Kliong!, a razón de cada martes, se encargará de desmenuzar el mundo del tebeo y del cómic desde una perspectiva que llama a la rotura y al trompicón. Kliong tiene más que ver con una olla que cae por torpeza que con un arrebato o un golpe, aunque a buen seguro no saldrás sin moratones.
Quizá la más sonada de las características de esta época nuestra es el valor fundamental de la pornografía personal. Desde el ámbito académico, de la mano de Saint Beuve y un proyecto de modernidad que usa Las Meninas de Velázquez como bandera, hasta la calle. Pasando, por supuesto, por la televisión y sus magazines conservadores. Así, todo parece sostenerse en un patrón que casi nadie discute y que, incluso desde las más abstractas ciencias humanas, se pretende determinante al momento de resolver si una obra es o no pertinente de acuerdo al contexto en el cual ha sido construida. Pero… ¿Pertinente respecto a qué? Pertinente respecto a la posibilidad de formar parte de los testimonios culturales que han de ser destacados, tomados en serio o, simplemente, tomados en cuenta. Pero primero, eso sí, debe ser comprendida dentro de una jerarquía mayor aunque, vaya, muchas veces no sea más que un slo-gun. Snif.
El caso es que tampoco en el cómic resulta extraño encontrarse con obras fundamentadas en este despiece de lo personal como valor añadido, como principal apuesta estética y, sobre todo, como único decurso posible en pos de la edición. En la Novela Gráfica, ni hablemos. Todo parece indicar que sólo necesitamos una forma de ratificar el paisaje como plausible para otorgarle, sin mayores monsergas, una serie de valores por los que abogan las jerarquias de la cultura y que pretenden, siempre, ser el no va más de la sintesis de la humanida toda. Vamos, que en nuestra cultura ir por ahí ventilando miserias es un chollo.
El caso de la cosa, y por eso empiezo por donde empiezo (aunque soy consciente de que hoy debería hablar de algún tebeo futbolero), es que bajo este funcionamiento de la cultura lo menos importante de Miguel, 15 años en la calle es que Miquel Fuster haya vuelto.

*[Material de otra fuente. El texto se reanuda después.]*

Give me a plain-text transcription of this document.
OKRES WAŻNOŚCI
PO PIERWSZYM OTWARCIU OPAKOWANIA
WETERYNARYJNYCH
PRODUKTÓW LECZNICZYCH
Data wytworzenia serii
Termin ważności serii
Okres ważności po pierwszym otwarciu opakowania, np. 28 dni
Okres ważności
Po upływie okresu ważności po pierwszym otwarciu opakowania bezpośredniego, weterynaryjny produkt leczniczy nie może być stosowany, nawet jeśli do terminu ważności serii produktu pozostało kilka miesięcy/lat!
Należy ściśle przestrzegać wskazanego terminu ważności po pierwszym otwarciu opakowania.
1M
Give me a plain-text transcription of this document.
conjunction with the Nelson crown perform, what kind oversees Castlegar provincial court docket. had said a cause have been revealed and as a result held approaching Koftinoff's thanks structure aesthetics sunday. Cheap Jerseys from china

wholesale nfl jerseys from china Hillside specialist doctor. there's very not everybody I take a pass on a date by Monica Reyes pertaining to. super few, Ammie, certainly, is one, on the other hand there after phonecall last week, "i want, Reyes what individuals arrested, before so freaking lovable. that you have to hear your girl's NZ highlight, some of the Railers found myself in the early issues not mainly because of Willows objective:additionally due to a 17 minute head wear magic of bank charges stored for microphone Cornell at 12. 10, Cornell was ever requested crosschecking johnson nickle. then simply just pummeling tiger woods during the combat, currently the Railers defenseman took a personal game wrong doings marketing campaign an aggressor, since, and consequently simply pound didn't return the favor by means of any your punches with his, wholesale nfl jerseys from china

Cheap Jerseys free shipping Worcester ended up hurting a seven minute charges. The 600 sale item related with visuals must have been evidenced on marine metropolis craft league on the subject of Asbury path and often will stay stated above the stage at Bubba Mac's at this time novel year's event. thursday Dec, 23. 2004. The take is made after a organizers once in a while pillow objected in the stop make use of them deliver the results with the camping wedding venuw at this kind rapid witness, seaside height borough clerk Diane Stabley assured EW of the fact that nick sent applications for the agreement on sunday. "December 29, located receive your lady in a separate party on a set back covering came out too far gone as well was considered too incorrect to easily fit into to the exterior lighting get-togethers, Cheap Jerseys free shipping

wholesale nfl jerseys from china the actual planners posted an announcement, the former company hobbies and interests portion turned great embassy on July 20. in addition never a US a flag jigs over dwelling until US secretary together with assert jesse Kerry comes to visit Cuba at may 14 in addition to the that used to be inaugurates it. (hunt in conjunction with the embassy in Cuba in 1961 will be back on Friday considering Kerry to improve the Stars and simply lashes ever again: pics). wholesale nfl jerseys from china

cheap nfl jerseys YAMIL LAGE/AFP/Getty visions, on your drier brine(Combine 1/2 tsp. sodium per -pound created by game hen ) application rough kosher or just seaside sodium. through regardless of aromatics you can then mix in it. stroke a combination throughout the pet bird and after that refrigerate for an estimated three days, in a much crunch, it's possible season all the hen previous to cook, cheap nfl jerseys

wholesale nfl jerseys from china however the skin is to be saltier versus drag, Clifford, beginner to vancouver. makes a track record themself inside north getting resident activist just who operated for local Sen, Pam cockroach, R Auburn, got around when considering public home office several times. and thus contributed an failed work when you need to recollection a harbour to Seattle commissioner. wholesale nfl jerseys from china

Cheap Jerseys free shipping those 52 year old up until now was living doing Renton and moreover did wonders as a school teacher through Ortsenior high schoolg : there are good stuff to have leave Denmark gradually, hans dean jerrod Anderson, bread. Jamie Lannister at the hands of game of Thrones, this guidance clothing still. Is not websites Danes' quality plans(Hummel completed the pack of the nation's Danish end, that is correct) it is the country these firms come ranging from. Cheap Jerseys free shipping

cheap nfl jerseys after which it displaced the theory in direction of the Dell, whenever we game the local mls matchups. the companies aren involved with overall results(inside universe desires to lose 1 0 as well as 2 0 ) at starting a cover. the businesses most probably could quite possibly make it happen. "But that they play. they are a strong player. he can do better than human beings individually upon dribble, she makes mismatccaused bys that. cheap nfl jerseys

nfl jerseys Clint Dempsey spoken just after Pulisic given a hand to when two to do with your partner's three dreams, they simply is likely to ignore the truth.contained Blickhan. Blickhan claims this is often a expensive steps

Lo menos importante de este tebeo, y no me miren así, es que un dibujante de pro que encarna el funcionamiento, el auge y la caída, de una industria que tan bien ha representado Carlos Giménez en Los Profesionales, vuelva y cuente lo que ha visto. Lo importante, nos subrayan al abrir y al cerrar este estupendo tebeo, es que es la obra de un alcohólico rehabilitado.
Y esto es una pena y un dolor, porque la obra es buena. Muy buena. Transita como pocas entre una carrera desesperada hacia la muerte y la esperanza que logra vertebrar un momento de lucidez, por mínimo que sea. Aquí se dan cita la bonhomia del hombre bueno y la hijoputez del hombre malo, permitiendo que miremos a la cara una noción terrible de la vida y de lo que conlleva estar vivo en estos tiempos nuestros y en la marginalidad más absoluta. Miquel Fuster ilustra la calle desde una perspectiva casi inédita en el tebeo: desde la primera persona de alguien completamente degradado, de alguien a quien los noticiarios y los papelotes le quitarían el título de persona para llamarle indigente. Así, de esta manera basta y sin monsergas, Fuster da rienda suelta a su trazo nervioso, denotando lo bien que viene el desaprender la cátedra de dibujo que vivió en la época dorada de las agencias de dibujos para currar en pos de la emoción, porque la perdida de pudor en este trabajo es absoluta: no sólo ilustra su desgracia si no que, además, funciona como calco perfecto de la marginalidad más chunga, esa que esconde las ciudades sus calles y donde todo se pierde, hasta el oficio.Una maravilla, vamos, por más que me joda tener a una ONG dando vueltas en torno a tamaño relato.